The ‘|&’ operator introduced in gawk 3.1 for use in communicating with a coprocess is described in (gawk)Two-way I/O section `Two-way Communications With Another Process' in GAWK: Effective AWK Programming. It shows how to do two-way I/O to a separate process, sending it data with print or printf and reading data with getline. If you haven't read it already, you should detour there to do so.

gawk transparently extends the two-way I/O mechanism to simple networking through the use of special file names. When a “coprocess” that matches the special files we are about to describe is started, gawk creates the appropriate network connection, and then two-way I/O proceeds as usual.

At the C, C++, and Perl level, networking is accomplished via sockets, an Application Programming Interface (API) originally developed at the University of California at Berkeley that is now used almost universally for TCP/IP networking. Socket level programming, while fairly straightforward, requires paying attention to a number of details, as well as using binary data. It is not well-suited for use from a high-level language like awk. The special files provided in gawk hide the details from the programmer, making things much simpler and easier to use.

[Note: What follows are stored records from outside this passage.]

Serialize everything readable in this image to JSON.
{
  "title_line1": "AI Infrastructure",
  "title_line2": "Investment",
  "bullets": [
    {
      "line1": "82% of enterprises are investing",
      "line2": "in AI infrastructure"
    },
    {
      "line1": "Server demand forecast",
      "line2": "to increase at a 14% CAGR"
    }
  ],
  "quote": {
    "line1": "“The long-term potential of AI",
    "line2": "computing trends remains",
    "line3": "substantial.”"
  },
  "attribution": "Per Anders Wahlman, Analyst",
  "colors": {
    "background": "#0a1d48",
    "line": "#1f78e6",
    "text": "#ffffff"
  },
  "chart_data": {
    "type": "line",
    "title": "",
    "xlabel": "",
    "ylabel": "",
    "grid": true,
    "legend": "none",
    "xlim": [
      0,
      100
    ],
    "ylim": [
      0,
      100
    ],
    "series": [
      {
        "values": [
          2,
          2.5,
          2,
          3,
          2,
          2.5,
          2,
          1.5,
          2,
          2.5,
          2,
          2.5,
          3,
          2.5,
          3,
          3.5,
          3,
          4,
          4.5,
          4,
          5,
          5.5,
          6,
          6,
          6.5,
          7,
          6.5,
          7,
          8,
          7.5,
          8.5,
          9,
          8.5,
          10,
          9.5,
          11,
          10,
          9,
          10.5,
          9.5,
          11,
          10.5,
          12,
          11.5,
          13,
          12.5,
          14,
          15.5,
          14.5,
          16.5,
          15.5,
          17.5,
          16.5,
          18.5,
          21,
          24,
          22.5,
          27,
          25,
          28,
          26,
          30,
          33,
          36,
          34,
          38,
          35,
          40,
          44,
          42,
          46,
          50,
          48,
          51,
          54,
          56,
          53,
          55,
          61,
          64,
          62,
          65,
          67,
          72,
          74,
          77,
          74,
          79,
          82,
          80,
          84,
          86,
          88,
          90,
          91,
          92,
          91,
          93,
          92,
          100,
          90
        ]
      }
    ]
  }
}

The special file name for network access is made up of several fields, all of which are mandatory:

 
/inet/protocol/localport/hostname/remoteport

The ‘/inet/’ field is, of course, constant when accessing the network. The localport and remoteport fields do not have a meaning when used with ‘/inet/raw’ because “ports” only apply to TCP and UDP. So, when using ‘/inet/raw’, the port fields always have to be ‘0’.